WASHINGTON, DC - U.S. Senate Foreign Relations Committee Chairman Robert Menendez (D-NJ) and Ranking Member Bob Corker (R-TN) today introduced the Syria Transition Support Act, bipartisan legislation that plans for a post-Assad Syria by offering humanitarian assistance to the Syrian people, limited lethal and non-lethal weapons, and training to vetted Syrian groups.

"To change the tipping point in Syria against the Assad regime, we must support the opposition by providing lethal arms and help build a free Syria," Menendez said.  "Vital national interests are at stake and we cannot watch from the sidelines as the Iranian presence in Syria grows, a growing refugee crisis threatens to destabilize the region, chemical weapons are used against the Syrian people, and Al-Qaeda-affiliated groups take root there."

"The future for Syria is uncertain, but the U.S. has a vested interest in trying to prevent an extremist takeover, which poses a very real risk for us and the region.  Without authorizing the use of force or additional spending, this legislation will begin to implement a more coherent U.S. strategy, both now and for the day after Assad, that is focused on trying to shift the momentum on the ground toward moderate opposition groups while also helping them build support within and outside Syria for a new government," said Corker. "This effort coupled with Russia's willingness to participate in talks for political transition will give us the best opportunity for a better outcome."

The Menendez-Corker legislation includes six key elements.

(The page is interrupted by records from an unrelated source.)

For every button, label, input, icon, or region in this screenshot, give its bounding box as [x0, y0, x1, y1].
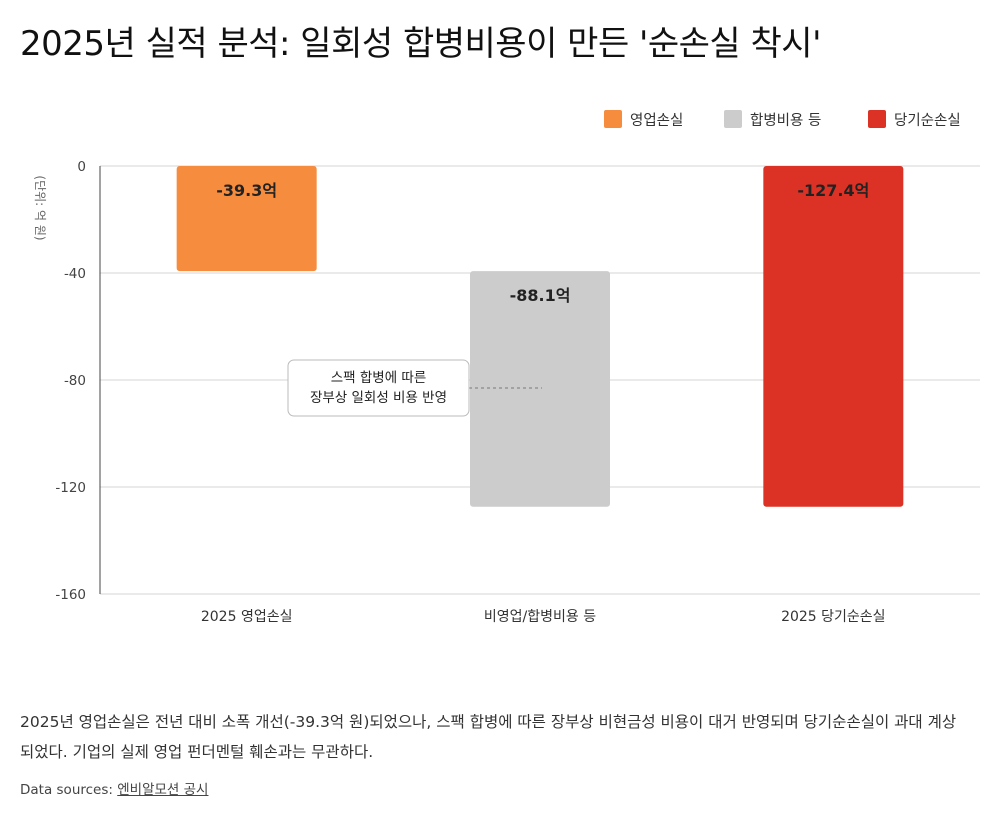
legend-label: 당기순손실 — [894, 112, 961, 129]
annotation-text: 장부상 일회성 비용 반영 — [310, 390, 447, 406]
y-axis-label: (단위: 억 원) — [33, 175, 47, 240]
annotation-text: 스팩 합병에 따른 — [331, 370, 427, 386]
x-tick-label: 2025 당기순손실 — [781, 609, 885, 625]
x-tick-label: 비영업/합병비용 등 — [484, 609, 596, 625]
legend-label: 영업손실 — [630, 112, 683, 129]
legend-swatch — [604, 110, 622, 128]
chart-description: 2025년 영업손실은 전년 대비 소폭 개선(-39.3억 원)되었으나, 스… — [20, 713, 957, 761]
chart-title: 2025년 실적 분석: 일회성 합병비용이 만든 '순손실 착시' — [20, 24, 821, 64]
y-tick-label: 0 — [77, 159, 86, 175]
annotation-box — [287, 359, 470, 417]
data-sources: Data sources: 엔비알모션 공시 — [20, 778, 208, 798]
y-tick-label: -160 — [55, 587, 86, 603]
bar — [176, 166, 317, 272]
bar-value-label: -88.1억 — [510, 286, 571, 305]
y-tick-label: -40 — [64, 266, 86, 282]
bar-value-label: -39.3억 — [216, 181, 277, 200]
waterfall-chart: 0 -40 -80 -120 -160 (단위: 억 원) -39.3억 2025 영업손실 -… — [33, 110, 980, 625]
bar-value-label: -127.4억 — [797, 181, 869, 200]
legend-swatch — [724, 110, 742, 128]
x-tick-label: 2025 영업손실 — [201, 609, 293, 625]
legend-swatch — [868, 110, 886, 128]
y-tick-label: -120 — [55, 480, 86, 496]
bar — [470, 271, 610, 507]
legend-label: 합병비용 등 — [750, 112, 821, 129]
y-tick-label: -80 — [64, 373, 86, 389]
bar — [763, 166, 904, 507]
sources-prefix: Data sources: — [20, 782, 118, 798]
sources-link[interactable]: 엔비알모션 공시 — [117, 782, 209, 798]
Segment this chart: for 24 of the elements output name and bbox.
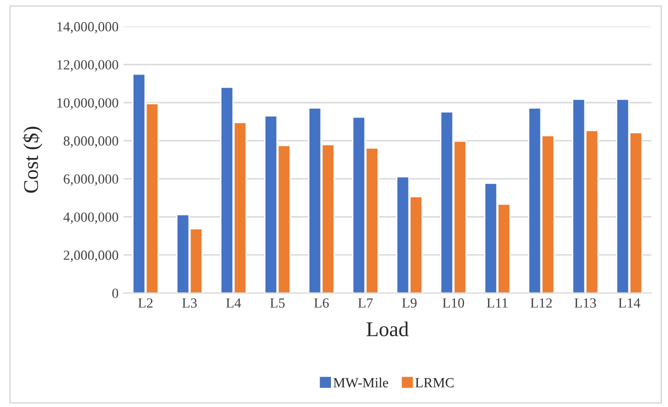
x-tick-label: L12	[530, 298, 552, 308]
x-tick-label: L4	[226, 298, 242, 308]
x-tick-label: L5	[270, 298, 285, 308]
y-tick-label: 0	[112, 288, 118, 298]
x-tick-label: L11	[486, 298, 508, 308]
legend-label: LRMC	[415, 378, 454, 388]
x-tick-label: L13	[574, 298, 596, 308]
y-tick-label: 10,000,000	[57, 98, 118, 110]
y-tick-label: 12,000,000	[57, 60, 118, 72]
x-tick-label: L14	[618, 298, 640, 308]
y-axis-title: Cost ($)	[22, 126, 42, 193]
y-tick-label: 8,000,000	[64, 136, 118, 148]
x-tick-label: L6	[314, 298, 329, 308]
legend-label: MW-Mile	[333, 378, 388, 388]
x-tick-label: L9	[402, 298, 417, 308]
x-tick-label: L3	[182, 298, 197, 308]
x-tick-label: L2	[138, 298, 153, 308]
y-tick-label: 2,000,000	[64, 250, 118, 262]
x-tick-label: L10	[442, 298, 464, 308]
y-tick-label: 14,000,000	[57, 22, 118, 34]
x-tick-label: L7	[358, 298, 373, 308]
y-tick-label: 6,000,000	[64, 174, 118, 186]
x-axis-title: Load	[366, 322, 409, 336]
y-tick-label: 4,000,000	[63, 212, 118, 224]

  • Authority to provide arms, military training and non-lethal supplies to the Syrian armed opposition: Groups that have gone through a thorough vetting process which meet certain criteria on human-rights, terrorism, and non-proliferation would be eligible. A presidential waiver is included allowing for the distribution of anti-aircraft defensive systems with strict limitations.
  • Creation of a $250 million transition fund each year through FY2015 drawn from funds otherwise appropriated for regional transition support: To assist the civilian opposition in early transition institution building and maintenance of existing institutions, such as preserving security institutions, preventing regional spillover, promoting government formation, supporting transition justice, and reconciliation efforts.
  • Sanctions on arms and oil sales to Assad: Targeting any person that the President of the United States determines has knowingly participated in or facilitated a transaction related to the sale or transfer of military equipment, arms, petroleum, or petroleum products to the Assad regime.
  • Broad authority for humanitarian assistance: To ensure the administration is not hampered in its efforts to provide humanitarian aid to the Syrian people. This section does not authorize any new or additional funding.
  • Administration strategy: Requiring the administration to work with Congress and keep it fully apprised of strategy towards Syria, including working through the international community and Russia to find a political settlement.
  • Amendment to the Syria Accountability Act: To allow for sanctions removal once a transitional government is in place and certain terrorism and WMD criteria have been met.